- Circle’s USDC stablecoin is used to collateralize the vast majority of MakerDAO’s DAI.
- The DeFi protocol has a total locked value of approximately $11 billion.
Many prominent leaders in the cryptocurrency sector are reevaluating their dependence on U.S.-based centralized services and products in the wake of the Treasury Department’s shocking move to ban Ethereum coin mixing utility Tornado Cash on Monday.
MakerDAO, a blue chip DeFi protocol, joins this ever-expanding list. Earlier today, MakerDAO founder Rune Christensen made an announcement on the organization’s official Discord channel that it would be considering depegging its native, decentralized stablecoin, DAI, from USDC, a dollar-pegged stablecoin produced by payments business Circle.

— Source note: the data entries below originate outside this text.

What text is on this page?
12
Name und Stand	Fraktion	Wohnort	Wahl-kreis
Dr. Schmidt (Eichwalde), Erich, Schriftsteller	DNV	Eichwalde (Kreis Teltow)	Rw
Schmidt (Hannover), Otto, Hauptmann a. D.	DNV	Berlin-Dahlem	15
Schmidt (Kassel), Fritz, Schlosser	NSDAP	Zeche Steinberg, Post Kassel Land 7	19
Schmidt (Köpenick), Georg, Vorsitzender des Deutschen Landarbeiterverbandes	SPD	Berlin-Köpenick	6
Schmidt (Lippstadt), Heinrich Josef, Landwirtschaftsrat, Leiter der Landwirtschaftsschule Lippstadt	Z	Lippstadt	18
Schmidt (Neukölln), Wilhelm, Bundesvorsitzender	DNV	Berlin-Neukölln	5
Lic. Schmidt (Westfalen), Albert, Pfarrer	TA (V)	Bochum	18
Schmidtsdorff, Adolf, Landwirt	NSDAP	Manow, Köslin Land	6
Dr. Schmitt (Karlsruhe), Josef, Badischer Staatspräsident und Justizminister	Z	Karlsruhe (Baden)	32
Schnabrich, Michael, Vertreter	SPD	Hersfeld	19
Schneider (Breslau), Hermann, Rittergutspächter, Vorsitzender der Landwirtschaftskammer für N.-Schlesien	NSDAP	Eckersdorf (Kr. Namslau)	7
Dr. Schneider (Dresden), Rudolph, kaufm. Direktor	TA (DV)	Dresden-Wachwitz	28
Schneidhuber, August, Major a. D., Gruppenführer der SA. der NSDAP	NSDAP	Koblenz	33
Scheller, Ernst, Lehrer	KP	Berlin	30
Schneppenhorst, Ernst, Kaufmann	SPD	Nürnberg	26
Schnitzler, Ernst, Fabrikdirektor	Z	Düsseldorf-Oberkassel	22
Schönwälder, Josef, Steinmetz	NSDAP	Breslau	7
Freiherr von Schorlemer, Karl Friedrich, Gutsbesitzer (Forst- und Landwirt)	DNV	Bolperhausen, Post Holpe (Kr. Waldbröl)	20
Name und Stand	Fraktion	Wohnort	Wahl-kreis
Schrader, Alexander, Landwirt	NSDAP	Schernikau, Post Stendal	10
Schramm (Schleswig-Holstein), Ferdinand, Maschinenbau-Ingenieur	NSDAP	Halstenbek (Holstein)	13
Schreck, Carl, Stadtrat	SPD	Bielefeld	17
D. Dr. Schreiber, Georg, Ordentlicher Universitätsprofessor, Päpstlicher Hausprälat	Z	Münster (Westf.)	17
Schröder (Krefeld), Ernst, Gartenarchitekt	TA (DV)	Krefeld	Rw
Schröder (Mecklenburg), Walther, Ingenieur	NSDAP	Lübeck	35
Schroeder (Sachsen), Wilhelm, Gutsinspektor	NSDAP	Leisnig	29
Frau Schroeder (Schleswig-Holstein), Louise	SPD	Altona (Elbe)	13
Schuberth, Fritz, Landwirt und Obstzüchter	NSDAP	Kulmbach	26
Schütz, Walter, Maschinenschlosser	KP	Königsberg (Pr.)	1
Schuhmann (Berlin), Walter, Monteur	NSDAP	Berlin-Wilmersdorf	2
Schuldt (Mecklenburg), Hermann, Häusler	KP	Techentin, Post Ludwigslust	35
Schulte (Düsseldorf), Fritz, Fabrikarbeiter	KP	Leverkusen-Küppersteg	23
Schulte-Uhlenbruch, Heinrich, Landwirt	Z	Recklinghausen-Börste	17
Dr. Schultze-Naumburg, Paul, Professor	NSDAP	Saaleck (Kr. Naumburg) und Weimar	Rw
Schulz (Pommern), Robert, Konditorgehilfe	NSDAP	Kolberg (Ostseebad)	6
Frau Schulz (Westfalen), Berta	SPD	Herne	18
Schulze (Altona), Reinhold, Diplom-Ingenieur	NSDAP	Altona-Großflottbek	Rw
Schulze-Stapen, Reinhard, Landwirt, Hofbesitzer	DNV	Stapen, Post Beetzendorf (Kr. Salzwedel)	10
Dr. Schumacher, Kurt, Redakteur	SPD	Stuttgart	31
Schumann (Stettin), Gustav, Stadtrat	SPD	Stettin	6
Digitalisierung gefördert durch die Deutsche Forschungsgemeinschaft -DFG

Adherence to U.S Sanctions
In light of Circle’s decision earlier this week to blacklist 38 wallets sanctioned in relation to the Tornado Cash ban, the company has decided to reevaluate its stance. Circle froze any USDC in these wallets, which privacy campaigners criticized as corporate complicity with overreaching and illegitimate government censorship.
Although the penalties’ wording did not strictly require Circle to freeze the accounts in question. The American corporation took the precaution out of an excess of caution so as to not draw the ire of the United States government.
Presently, Circle’s USDC stablecoin is used to collateralize the vast majority of MakerDAO’s native stablecoin, DAI. The organization’s reliance on an asset obviously within the reach of American sanctions has come under investigation this week, since the DeFi protocol has a total locked value of approximately $11 billion.
It’s interesting that Rune suggested changing those USDC to ETH. MakerDAO’s DAI stablecoin now has more than 50% of its value collateralized by USDC. That’s why Rune voiced some alarm about the system’s reliance on a single stablecoin and a centralized asset.